Throughout my university education, I have studied some theory of Riemann surfaces, focusing particularly on Miranda's Algebraic curves and Riemann surfaces. My current studies however are in the theory of Stein manifolds and Stein spaces. In particular, I am looking at (sheaf-)cohomological methods to solving the Cousin problems.
In the theory of Riemann surfaces, for a meromorphic function $f$ on a Riemann surface $X$, we define the divisor of $f$ to be the function $D$ which maps $$f \longmapsto \sum_{p \in X} \text{ord}_p \cdot p,$$ where $\text{ord}_p$ denotes the order of the root or pole of $f$ at $p$.

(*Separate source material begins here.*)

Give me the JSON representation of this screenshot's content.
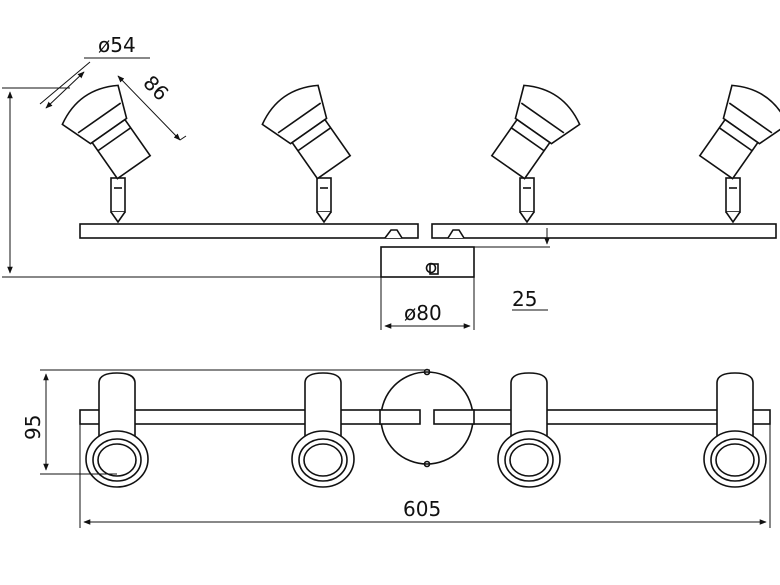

In the context of Stein manifolds however, we define a divisor to be an element $d \in H^0(X, \mathscr{D})$, where $\mathscr{D}$ is the quotient sheaf of $\mathscr{M}^{\times}$ by $\mathscr{O}_X^{\times}$, where $\mathscr{M}^{\times}$ is the sheaf of germs of invertible meromorphic functions and $\mathscr{O}_X^{\times}$ is the sheaf of germs of invertible holomorphic functions.
Are these definitions equivalent? If they are, I can't see why.
Note that this does seem like a question that should be posted on Math.StackExchange, but I have found little to no luck asking questions of anything north of the elementary theory of analytic functions of several complex variables on that site.